Des transferts à venir concernant l’habitat, Intercommunalités de France attend qu’ils concernent en particulier les moyens de la rénovation énergétique de l’habitat. Selon nos informations, en l’état de la réflexion, si Matignon n'exclut pas de décentraliser les missions liées à l'accompagnement, il plaiderait plutôt pour la stabilité de MaPrimeRénov’ en tant que dispositif géré par l’Anah.
Autre demande des Intercommunalités de France : l’ouverture par "la loi" d’un nouveau "round" d’un an, pendant lequel les communautés pourraient solliciter la prise de compétence de l’organisation des mobilités (voir notre article dédié de ce jour). Selon l’association, de nombreuses intercommunalités n’ont pu faire acte de candidature dans le contexte sanitaire où était ouverte la première fenêtre, en 2021. À l’époque, il y a eu aussi "des encouragements amicaux" de la part des régions, pour que les communautés ne prennent pas la compétence, a estimé Sébastien Martin devant la presse.
Indispensable visibilité sur les ressources financières
Dotées de compétences qui touchent le quotidien des Français (déplacements, habitat, déchets, énergie…), les intercommunalités veulent être aux avant-postes de la transition énergétique.
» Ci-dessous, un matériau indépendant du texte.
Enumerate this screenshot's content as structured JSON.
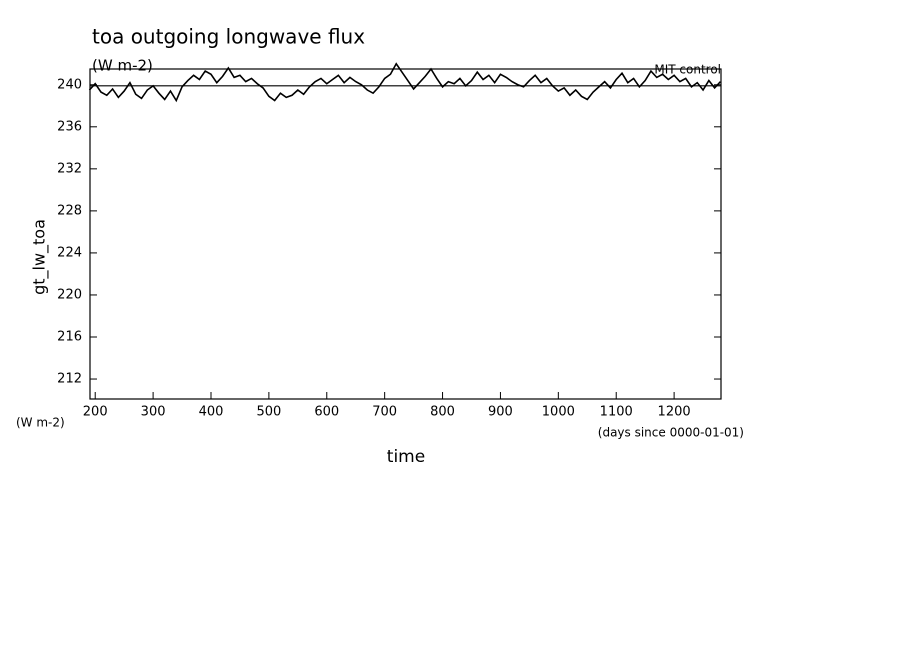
{
  "chart_data": {
    "type": "line",
    "title": "toa outgoing longwave flux",
    "subtitle": "(W m-2)",
    "y_label": "gt_lw_toa",
    "x_label": "time",
    "x_units": "(days since 0000-01-01)",
    "y_units": "(W m-2)",
    "xlim": [
      191,
      1281
    ],
    "ylim": [
      210.1,
      241.5
    ],
    "xticks": [
      200,
      300,
      400,
      500,
      600,
      700,
      800,
      900,
      1000,
      1100,
      1200
    ],
    "yticks": [
      212,
      216,
      220,
      224,
      228,
      232,
      236,
      240
    ],
    "reference_line": 239.9,
    "x": [
      190,
      200,
      210,
      220,
      230,
      240,
      250,
      260,
      270,
      280,
      290,
      300,
      310,
      320,
      330,
      340,
      350,
      360,
      370,
      380,
      390,
      400,
      410,
      420,
      430,
      440,
      450,
      460,
      470,
      480,
      490,
      500,
      510,
      520,
      530,
      540,
      550,
      560,
      570,
      580,
      590,
      600,
      610,
      620,
      630,
      640,
      650,
      660,
      670,
      680,
      690,
      700,
      710,
      720,
      730,
      740,
      750,
      760,
      770,
      780,
      790,
      800,
      810,
      820,
      830,
      840,
      850,
      860,
      870,
      880,
      890,
      900,
      910,
      920,
      930,
      940,
      950,
      960,
      970,
      980,
      990,
      1000,
      1010,
      1020,
      1030,
      1040,
      1050,
      1060,
      1070,
      1080,
      1090,
      1100,
      1110,
      1120,
      1130,
      1140,
      1150,
      1160,
      1170,
      1180,
      1190,
      1200,
      1210,
      1220,
      1230,
      1240,
      1250,
      1260,
      1270,
      1280
    ],
    "series": [
      {
        "name": "MIT control",
        "color": "#000000",
        "values": [
          239.5,
          240.1,
          239.3,
          239.0,
          239.6,
          238.8,
          239.4,
          240.2,
          239.1,
          238.7,
          239.5,
          239.9,
          239.2,
          238.6,
          239.4,
          238.5,
          239.8,
          240.4,
          240.9,
          240.5,
          241.3,
          241.0,
          240.2,
          240.8,
          241.6,
          240.7,
          240.9,
          240.3,
          240.6,
          240.1,
          239.7,
          238.9,
          238.5,
          239.2,
          238.8,
          239.0,
          239.5,
          239.1,
          239.8,
          240.3,
          240.6,
          240.1,
          240.5,
          240.9,
          240.2,
          240.7,
          240.3,
          240.0,
          239.5,
          239.2,
          239.8,
          240.6,
          241.0,
          242.0,
          241.2,
          240.4,
          239.6,
          240.2,
          240.8,
          241.5,
          240.6,
          239.8,
          240.3,
          240.1,
          240.6,
          239.9,
          240.4,
          241.2,
          240.5,
          240.9,
          240.2,
          241.0,
          240.7,
          240.3,
          240.0,
          239.8,
          240.4,
          240.9,
          240.2,
          240.6,
          239.9,
          239.4,
          239.7,
          239.0,
          239.5,
          238.9,
          238.6,
          239.3,
          239.8,
          240.3,
          239.7,
          240.5,
          241.1,
          240.2,
          240.6,
          239.8,
          240.4,
          241.3,
          240.7,
          241.0,
          240.5,
          240.9,
          240.3,
          240.6,
          239.8,
          240.2,
          239.5,
          240.4,
          239.7,
          240.3
        ]
      }
    ]
  }
}
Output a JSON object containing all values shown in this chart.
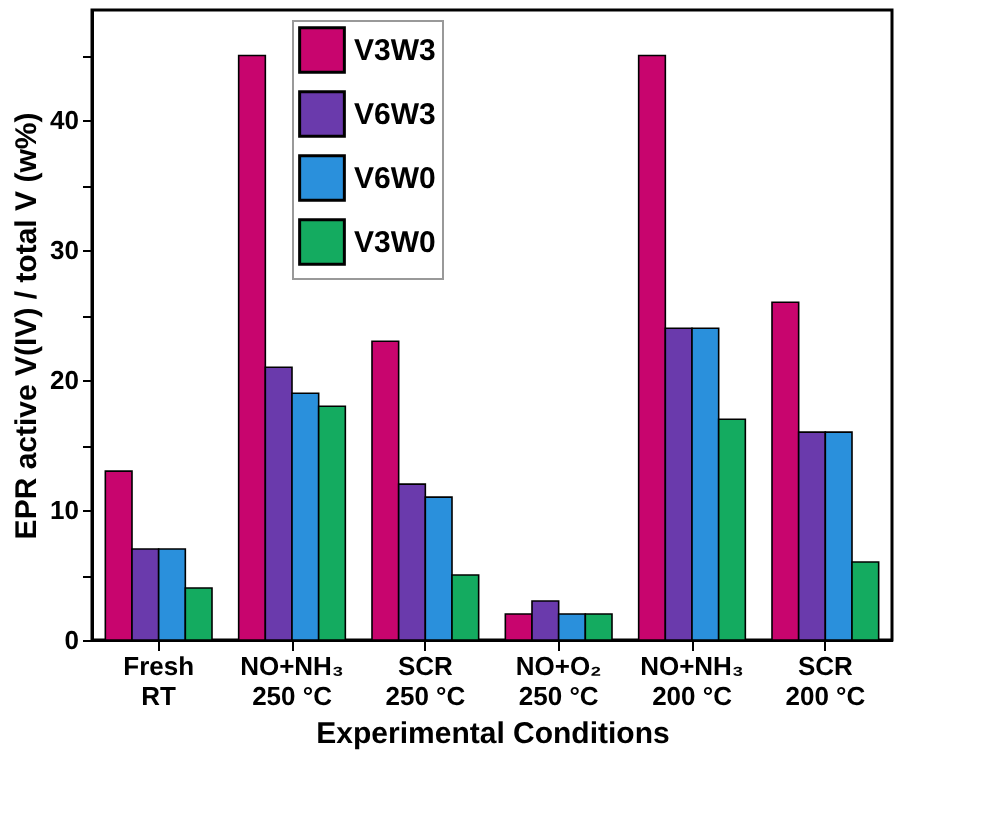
{
  "chart_data": {
    "type": "bar",
    "xlabel": "Experimental Conditions",
    "ylabel": "EPR active V(IV) / total V (w%)",
    "categories": [
      "Fresh\nRT",
      "NO+NH₃\n250 °C",
      "SCR\n250 °C",
      "NO+O₂\n250 °C",
      "NO+NH₃\n200 °C",
      "SCR\n200 °C"
    ],
    "series": [
      {
        "name": "V3W3",
        "color": "#c8056e",
        "values": [
          13,
          45,
          23,
          2,
          45,
          26
        ]
      },
      {
        "name": "V6W3",
        "color": "#6a3aac",
        "values": [
          7,
          21,
          12,
          3,
          24,
          16
        ]
      },
      {
        "name": "V6W0",
        "color": "#2a90dc",
        "values": [
          7,
          19,
          11,
          2,
          24,
          16
        ]
      },
      {
        "name": "V3W0",
        "color": "#14ab60",
        "values": [
          4,
          18,
          5,
          2,
          17,
          6
        ]
      }
    ],
    "ylim": [
      0,
      48.5
    ],
    "yticks": [
      0,
      {
        "value": 5,
        "label": null
      },
      10,
      {
        "value": 15,
        "label": null
      },
      20,
      {
        "value": 25,
        "label": null
      },
      30,
      {
        "value": 35,
        "label": null
      },
      40,
      {
        "value": 45,
        "label": null
      }
    ],
    "grid": false,
    "legend": "top"
  }
}
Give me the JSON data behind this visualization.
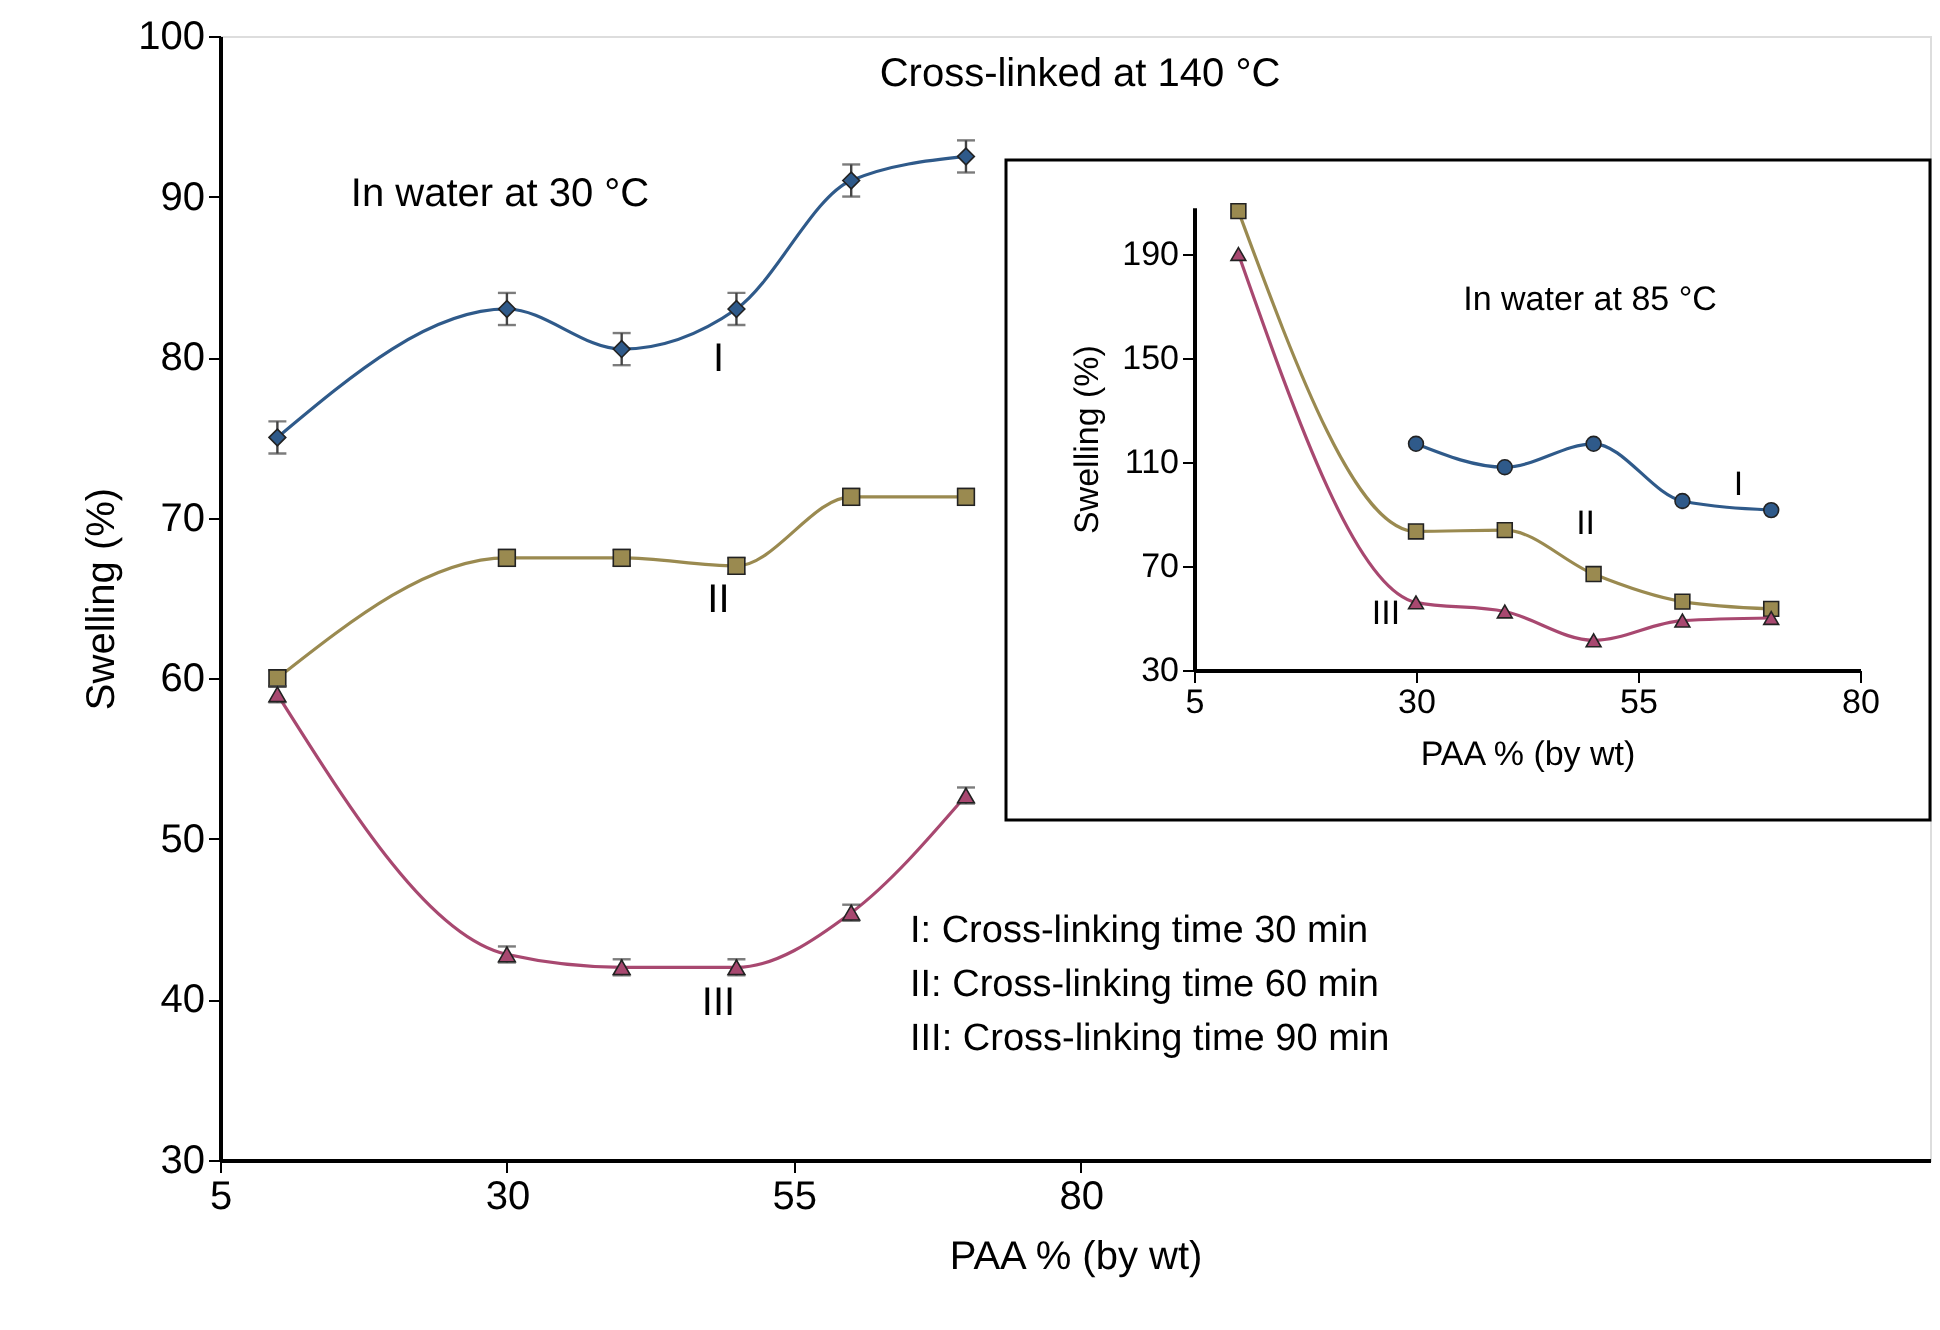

Un enjeu immense et urgent, comme l’ont compris les Français : selon un sondage Ifop pour Intercommunalités de France (1.507 personnes interviewées en ligne début septembre), 85% d’entre eux considèrent que "l’adaptation au changement climatique doit être une priorité". Pour 34%, l’Europe est "l’échelle territoriale la plus adaptée et la plus pertinente" pour agir en ce qui concerne les transitions écologique et énergétique. Viennent derrière : la France (31%), et, enfin, l’intercommunalité (10%), à égalité avec la région. 9% citent le département et 6% la commune (voir notre article de ce jour dédié à cette étude).
Reste que les intercommunalités n’ont pas toutes les moyens de leur ambition. Plus de la moitié (54%) d’un panel de 204 présidents d’intercommunalité interrogés par Intercommunalités de France jugent que le doublement des investissements verts, rendu nécessaire par les objectifs climatiques de la France, sera "difficilement atteignable" ou "inatteignable". Parmi les explications, ils mettent en avant l’insuffisance des ressources (48%), à égalité avec "le manque de visibilité pluriannuelle sur les ressources", et devant "les obstacles réglementaires et administratifs" (39%), ou encore le "manque d’ingénierie technique" (38%).
Présent à la convention, le ministre délégué chargé des comptes publics avait, semble-t-il, déjà entendu une partie des doléances des élus intercommunaux. Thomas Cazenave a indiqué avoir lancé avec Dominique Faure – la ministre déléguée chargée des collectivités territoriales – et Christophe Béchu une réflexion sur "un cadre qui donne plus de vision pluriannuelle" aux collectivités territoriales.